Une ingérence à échelle internationale
Si le cas de cette fausse association illustre une méthode précise, le rapport indique que ces activités s’inscrivent dans une stratégie plus globale. La société BlackCore, qui se définissait auparavant comme une structure spécialisée dans l’influence et la guerre de l’information, aurait étendu son influence bien au-delà des frontières françaises.
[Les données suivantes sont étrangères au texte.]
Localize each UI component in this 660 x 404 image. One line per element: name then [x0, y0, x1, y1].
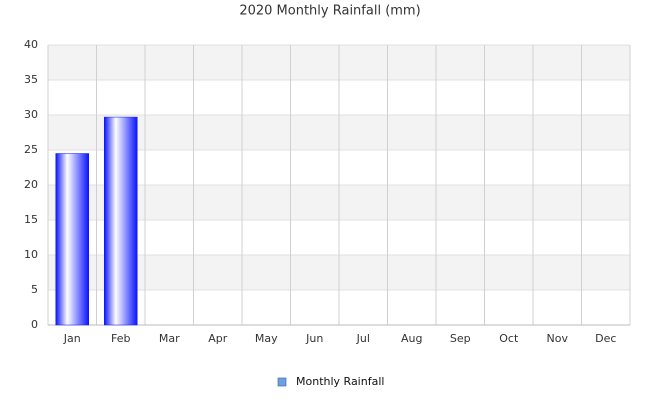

Lors d’une conférence de presse tenue ce jeudi aux côtés du Premier ministre, le directeur de Viginum, Marc-Antoine Brillant, a souligné l’ampleur internationale du phénomène.
« Ce modus operandi ne se limitait pas aux élections municipales en France », a déclaré Marc-Antoine Brillant,avant de préciser que ces techniques ont été déployées pour des opérations d’ingérence numérique en Angola, au Togo, ainsi que lors des élections en Écosse et du scrutin municipal de New York en 2025.
Des liens avec le secteur cyber israélien
Les investigations ont permis de lier BlackCore à un écosystème complexe d’entreprises cybernétiques israéliennes. Viginum pointe notamment des connexions avec Yigal Unna, ancien chef de la cybersécurité israélienne, issu de la célèbre Unité 8200. Aujourd’hui à la tête d’une société de conseil, il superviserait l’incubation de plusieurs startups spécialisées dans le domaine cyber.
Cette affaire intervient dans un contexte de méfiance accrue envers certaines officines israéliennes impliquées dans des scandales politiques en Europe. La société Blackcube a également été citée pour son rôle supposé dans une campagne de dénigrement visant l’ancien Premier ministre slovène Robert Golob, connu pour ses positions pro-palestiniennes. Ces différentes enquêtes confirment une surveillance renforcée des autorités européennes face à des opérations d’influence étrangère qui cherchent à altérer les processus démocratiques et à manipuler le débat public à travers des structures opaques.